Leadership Development, Not Fulfillment
Leaders can’t afford to make fools of themselves, gulping wine and swilling beer, lest, hung over, they don’t know right from wrong, and the people who depend on them are hurt. Proverbs 31:4-5 (The Message)
Beginning in the late 60s and early 70s, people began talking about “finding themselves,” meaning that they were searching for a way to become self-fulfilled. It’s like making “happiness” your goal, because self-fulfillment is about feeling good.

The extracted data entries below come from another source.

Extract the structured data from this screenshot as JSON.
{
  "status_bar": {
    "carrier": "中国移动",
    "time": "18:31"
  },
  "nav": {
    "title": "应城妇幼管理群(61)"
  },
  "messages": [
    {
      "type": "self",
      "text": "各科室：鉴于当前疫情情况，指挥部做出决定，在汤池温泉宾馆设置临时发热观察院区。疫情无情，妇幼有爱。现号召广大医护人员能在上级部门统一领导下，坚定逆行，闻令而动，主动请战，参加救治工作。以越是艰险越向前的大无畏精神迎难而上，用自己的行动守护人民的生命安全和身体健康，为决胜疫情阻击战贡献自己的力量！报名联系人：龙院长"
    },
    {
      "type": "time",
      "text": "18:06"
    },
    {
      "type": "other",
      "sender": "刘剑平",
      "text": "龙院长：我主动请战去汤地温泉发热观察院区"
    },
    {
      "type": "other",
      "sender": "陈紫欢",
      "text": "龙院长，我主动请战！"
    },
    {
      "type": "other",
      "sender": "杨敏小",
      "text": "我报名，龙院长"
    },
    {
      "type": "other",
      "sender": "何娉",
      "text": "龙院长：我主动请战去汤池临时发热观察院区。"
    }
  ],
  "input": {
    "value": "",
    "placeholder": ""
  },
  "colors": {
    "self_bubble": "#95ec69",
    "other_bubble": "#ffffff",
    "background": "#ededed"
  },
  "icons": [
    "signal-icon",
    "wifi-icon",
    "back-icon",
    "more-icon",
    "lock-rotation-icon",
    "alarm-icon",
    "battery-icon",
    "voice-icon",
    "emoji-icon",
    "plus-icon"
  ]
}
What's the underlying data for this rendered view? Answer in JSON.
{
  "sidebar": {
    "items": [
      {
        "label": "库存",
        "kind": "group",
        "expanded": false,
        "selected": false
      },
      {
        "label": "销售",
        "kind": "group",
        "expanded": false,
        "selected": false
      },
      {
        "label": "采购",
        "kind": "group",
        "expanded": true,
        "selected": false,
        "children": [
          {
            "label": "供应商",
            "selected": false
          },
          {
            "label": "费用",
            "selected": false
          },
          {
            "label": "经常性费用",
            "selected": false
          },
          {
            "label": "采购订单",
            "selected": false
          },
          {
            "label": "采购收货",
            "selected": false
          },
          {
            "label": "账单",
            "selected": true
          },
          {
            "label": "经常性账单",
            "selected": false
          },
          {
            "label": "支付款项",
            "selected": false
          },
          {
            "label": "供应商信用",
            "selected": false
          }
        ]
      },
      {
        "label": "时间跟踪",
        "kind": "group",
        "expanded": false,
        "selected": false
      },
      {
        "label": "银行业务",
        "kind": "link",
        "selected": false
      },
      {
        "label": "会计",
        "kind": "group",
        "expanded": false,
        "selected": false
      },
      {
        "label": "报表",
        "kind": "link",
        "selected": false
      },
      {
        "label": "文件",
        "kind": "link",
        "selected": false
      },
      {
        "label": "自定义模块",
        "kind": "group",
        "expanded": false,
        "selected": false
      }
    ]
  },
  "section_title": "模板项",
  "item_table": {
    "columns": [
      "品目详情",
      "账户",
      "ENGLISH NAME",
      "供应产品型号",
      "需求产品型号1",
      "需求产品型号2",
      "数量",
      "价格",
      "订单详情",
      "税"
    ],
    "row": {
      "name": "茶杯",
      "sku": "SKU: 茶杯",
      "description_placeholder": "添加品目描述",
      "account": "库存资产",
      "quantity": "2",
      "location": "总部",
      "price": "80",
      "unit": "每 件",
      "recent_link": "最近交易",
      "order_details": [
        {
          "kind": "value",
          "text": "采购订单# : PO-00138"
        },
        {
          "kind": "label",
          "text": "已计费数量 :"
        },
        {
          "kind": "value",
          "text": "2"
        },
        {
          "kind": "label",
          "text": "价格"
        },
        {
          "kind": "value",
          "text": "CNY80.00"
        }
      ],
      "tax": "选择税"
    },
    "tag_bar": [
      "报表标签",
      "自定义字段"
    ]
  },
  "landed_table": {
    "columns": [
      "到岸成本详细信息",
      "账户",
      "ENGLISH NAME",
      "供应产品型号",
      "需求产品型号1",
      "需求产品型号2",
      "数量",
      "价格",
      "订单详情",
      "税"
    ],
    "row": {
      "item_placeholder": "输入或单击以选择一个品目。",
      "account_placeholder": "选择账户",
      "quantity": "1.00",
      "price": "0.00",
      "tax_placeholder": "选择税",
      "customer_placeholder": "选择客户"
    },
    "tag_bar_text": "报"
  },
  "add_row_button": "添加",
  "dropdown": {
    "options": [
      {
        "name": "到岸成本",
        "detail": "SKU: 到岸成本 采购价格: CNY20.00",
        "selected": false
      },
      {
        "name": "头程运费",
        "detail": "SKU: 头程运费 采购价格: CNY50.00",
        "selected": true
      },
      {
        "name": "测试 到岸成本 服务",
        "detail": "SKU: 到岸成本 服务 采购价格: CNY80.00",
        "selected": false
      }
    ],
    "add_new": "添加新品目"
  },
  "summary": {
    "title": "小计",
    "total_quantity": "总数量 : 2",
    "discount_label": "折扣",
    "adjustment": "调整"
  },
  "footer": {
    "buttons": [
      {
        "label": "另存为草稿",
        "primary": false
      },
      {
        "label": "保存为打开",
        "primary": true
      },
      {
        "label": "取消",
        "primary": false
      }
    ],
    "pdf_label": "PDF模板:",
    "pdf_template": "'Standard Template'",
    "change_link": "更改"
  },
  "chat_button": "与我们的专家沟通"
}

But self-development is different. Sure, much of the time it will make you feel good, but that’s a by-product, not the goal. Self-development is a higher calling; it is the development of our potential so that we can fulfill the purpose for which we were created. There are times when that’s fulfilling, but other times it’s not. But no matter how it makes us feel, self-development always has one effect: It draws us toward our destiny. As Rabbi Samuel M. Silver said, “The greatest of all miracles is that we need not be tomorrow what we are today, but we can improve if we make use of the potential implanted in us by God.”
Now it shall come to pass, if you diligently obey the voice of the Lord your God, to observe carefully all His commandments which I command you today, that the Lord your God will set you high above all nations of the earth. . . . But it shall come to pass, if you do not obey the voice of the Lord your God, to observe carefully all His commandments and His statutes which I command you today, that all these curses will come upon you and overtake you. Deuteronomy 28:1,15
The vision Moses cast to the new generation of Israelites looked quite different from anything most leaders have communicated since then: He cast vision for what life would look like if the people obeyed God fully. But Moses also cast vision for how life would turn out if they failed to obey. Not many leaders do this! From then on, the people could see clearly the blessing of obedience and the curses of disobedience.
That’s the power of vision, from two angles. Such a vision helps people sort out what they will do, because they can think with the end in mind.